Bellingcat, The Insider, Der Spiegel and CNN designate individuals and laboratories and accuse FSB agents “specializing in chemical weapons, chemistry and medicine” of secretly following Aleksei Navalny 37 times in the last four years. Russia.

“These agents were close to the opposition activist for the days and hours corresponding to the moment he was poisoned with a chemical weapon for military use,” Bellingcat writes.

“Given this series of incredible coincidences, it is up to the Russian state to prove its innocence,” according to the site.

Aleksei Navalny said his teams had studied these findings and that his case was now resolved, despite the lack of an official investigation in Russia.

“I know who wanted to kill me”

“I know who wanted to kill me. I know where they live. I know where I work. I know their true identities. I know their false identities. I have their photos,” says the opponent in a video recording in which he holds photos of the men firmly in his hand. cited in this research.

“This is a secret group of FSB killers that includes doctors and chemists, about how they tried to kill me several times and almost killed my wife once,” he added.

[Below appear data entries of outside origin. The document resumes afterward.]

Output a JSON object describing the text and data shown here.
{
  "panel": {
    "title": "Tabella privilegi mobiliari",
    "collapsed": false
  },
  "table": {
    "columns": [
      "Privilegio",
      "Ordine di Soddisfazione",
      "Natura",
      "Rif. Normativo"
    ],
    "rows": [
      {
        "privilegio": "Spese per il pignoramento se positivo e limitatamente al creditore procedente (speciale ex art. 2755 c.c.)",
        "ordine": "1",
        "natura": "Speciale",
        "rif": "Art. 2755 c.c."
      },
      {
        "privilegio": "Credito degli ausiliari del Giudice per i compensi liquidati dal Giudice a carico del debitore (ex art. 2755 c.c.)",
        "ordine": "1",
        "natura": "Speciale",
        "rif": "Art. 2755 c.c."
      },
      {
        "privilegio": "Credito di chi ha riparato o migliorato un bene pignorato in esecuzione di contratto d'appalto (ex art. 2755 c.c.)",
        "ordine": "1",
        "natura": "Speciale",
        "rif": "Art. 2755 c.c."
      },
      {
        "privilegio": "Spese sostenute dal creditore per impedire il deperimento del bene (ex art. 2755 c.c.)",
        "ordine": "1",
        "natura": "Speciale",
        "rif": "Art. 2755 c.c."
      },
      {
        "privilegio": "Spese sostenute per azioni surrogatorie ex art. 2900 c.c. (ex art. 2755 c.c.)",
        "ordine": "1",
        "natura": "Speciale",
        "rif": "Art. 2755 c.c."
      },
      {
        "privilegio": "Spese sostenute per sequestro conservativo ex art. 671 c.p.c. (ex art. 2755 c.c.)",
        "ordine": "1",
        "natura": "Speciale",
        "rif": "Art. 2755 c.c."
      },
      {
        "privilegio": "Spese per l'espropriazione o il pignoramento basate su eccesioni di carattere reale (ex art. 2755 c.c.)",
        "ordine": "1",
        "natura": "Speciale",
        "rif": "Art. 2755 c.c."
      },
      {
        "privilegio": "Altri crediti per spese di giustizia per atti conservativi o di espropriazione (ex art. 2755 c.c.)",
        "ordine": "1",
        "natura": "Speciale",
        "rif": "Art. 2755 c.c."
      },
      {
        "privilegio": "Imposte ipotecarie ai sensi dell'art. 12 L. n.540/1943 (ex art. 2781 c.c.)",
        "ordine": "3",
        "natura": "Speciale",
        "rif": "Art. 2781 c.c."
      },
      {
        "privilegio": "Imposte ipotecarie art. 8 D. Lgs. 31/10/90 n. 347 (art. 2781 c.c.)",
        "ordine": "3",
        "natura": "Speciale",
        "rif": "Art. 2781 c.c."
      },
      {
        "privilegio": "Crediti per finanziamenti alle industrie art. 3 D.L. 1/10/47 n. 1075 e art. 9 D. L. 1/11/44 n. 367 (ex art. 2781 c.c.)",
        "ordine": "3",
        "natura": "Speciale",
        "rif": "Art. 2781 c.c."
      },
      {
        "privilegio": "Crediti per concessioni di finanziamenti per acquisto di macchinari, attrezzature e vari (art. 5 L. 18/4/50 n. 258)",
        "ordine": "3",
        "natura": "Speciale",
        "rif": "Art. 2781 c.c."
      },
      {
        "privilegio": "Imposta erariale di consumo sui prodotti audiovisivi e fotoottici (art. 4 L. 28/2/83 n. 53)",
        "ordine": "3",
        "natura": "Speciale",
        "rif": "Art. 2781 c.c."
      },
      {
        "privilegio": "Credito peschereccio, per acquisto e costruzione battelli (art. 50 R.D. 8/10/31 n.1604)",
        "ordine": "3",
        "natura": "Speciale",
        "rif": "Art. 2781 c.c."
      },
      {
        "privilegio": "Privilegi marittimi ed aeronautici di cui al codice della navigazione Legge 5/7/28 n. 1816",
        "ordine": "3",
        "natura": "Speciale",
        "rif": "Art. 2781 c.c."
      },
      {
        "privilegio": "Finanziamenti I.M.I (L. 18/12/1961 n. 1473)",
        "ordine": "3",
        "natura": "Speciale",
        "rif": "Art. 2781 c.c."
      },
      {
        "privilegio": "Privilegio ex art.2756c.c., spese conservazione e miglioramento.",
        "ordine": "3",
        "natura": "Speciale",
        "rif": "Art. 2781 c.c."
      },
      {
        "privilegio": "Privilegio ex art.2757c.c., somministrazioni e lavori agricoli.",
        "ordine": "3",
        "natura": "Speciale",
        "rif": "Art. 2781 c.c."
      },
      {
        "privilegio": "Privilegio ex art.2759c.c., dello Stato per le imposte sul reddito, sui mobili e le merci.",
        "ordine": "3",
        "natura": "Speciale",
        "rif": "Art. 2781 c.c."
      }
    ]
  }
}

Aleksei Navalny is convinced that Vladimir Putin ordered this operation against him, in retaliation for announcing his candidacy in the Russian presidential elections at the end of 2016, but in which he was ultimately banned from participating. for procedural reasons.

The Kremlin, which suggests that the Russian opponent is collaborating with the CIA, the US intelligence services, denies the slightest involvement of Vladimir Putin in the poisoning of Aleksei Navalny.